Abstract

The tea plantation of Sri Lanka heavily relies on land suitability and proper cultivation practices. Although the High Grown Region (HGR) contributed a high proportion of tea production to the supply chain. This study evaluates the land suitability of tea plantations and potential challenges that hinder sustainable tea production of HGR selecting the GN divisions in the Kothmale DS division. In this study, Analytical Hierarchy Process and descriptive statistics were used as data analysis techniques. Results revealed that 6.33 sq km (45.6%) is very highly suitable, 7.02 sq km (50.7%) is highly suitable, 0.51 sq km (3.6%) is moderately suitable, and 0.11 sq km (0.07%) is unsuitable for tea plantations.

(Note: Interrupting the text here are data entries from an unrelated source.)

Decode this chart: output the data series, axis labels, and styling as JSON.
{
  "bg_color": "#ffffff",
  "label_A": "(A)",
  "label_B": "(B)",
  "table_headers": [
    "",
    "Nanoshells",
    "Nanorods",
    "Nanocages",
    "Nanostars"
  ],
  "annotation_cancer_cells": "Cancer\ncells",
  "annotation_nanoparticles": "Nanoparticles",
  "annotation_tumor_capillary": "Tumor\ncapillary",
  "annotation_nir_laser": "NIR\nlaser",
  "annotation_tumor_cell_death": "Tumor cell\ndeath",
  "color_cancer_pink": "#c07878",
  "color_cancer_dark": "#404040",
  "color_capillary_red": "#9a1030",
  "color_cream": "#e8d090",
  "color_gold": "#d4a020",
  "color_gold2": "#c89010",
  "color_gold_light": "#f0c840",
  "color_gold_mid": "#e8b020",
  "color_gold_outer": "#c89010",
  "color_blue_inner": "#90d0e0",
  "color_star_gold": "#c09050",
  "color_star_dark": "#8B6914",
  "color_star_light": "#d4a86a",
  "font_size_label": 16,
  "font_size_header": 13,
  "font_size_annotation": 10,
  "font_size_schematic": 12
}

However, despite the land suitability, tea production has been gradually declining due to various factors. soil erosion, old seedling tea bushes, the spread of disease, the government’s ban on chemical fertilizer and pesticides, the escalation of fertilizer and other input prices due to inflation, inadequate subsidy schemes for replantation, and labor scarcity. To address these challenges this study suggests that the tea smallholding authority and the government should implement subsidy schemes for replantation and introduce proper mechanisms for the use of fertilizer and other inputs in an affordable manner.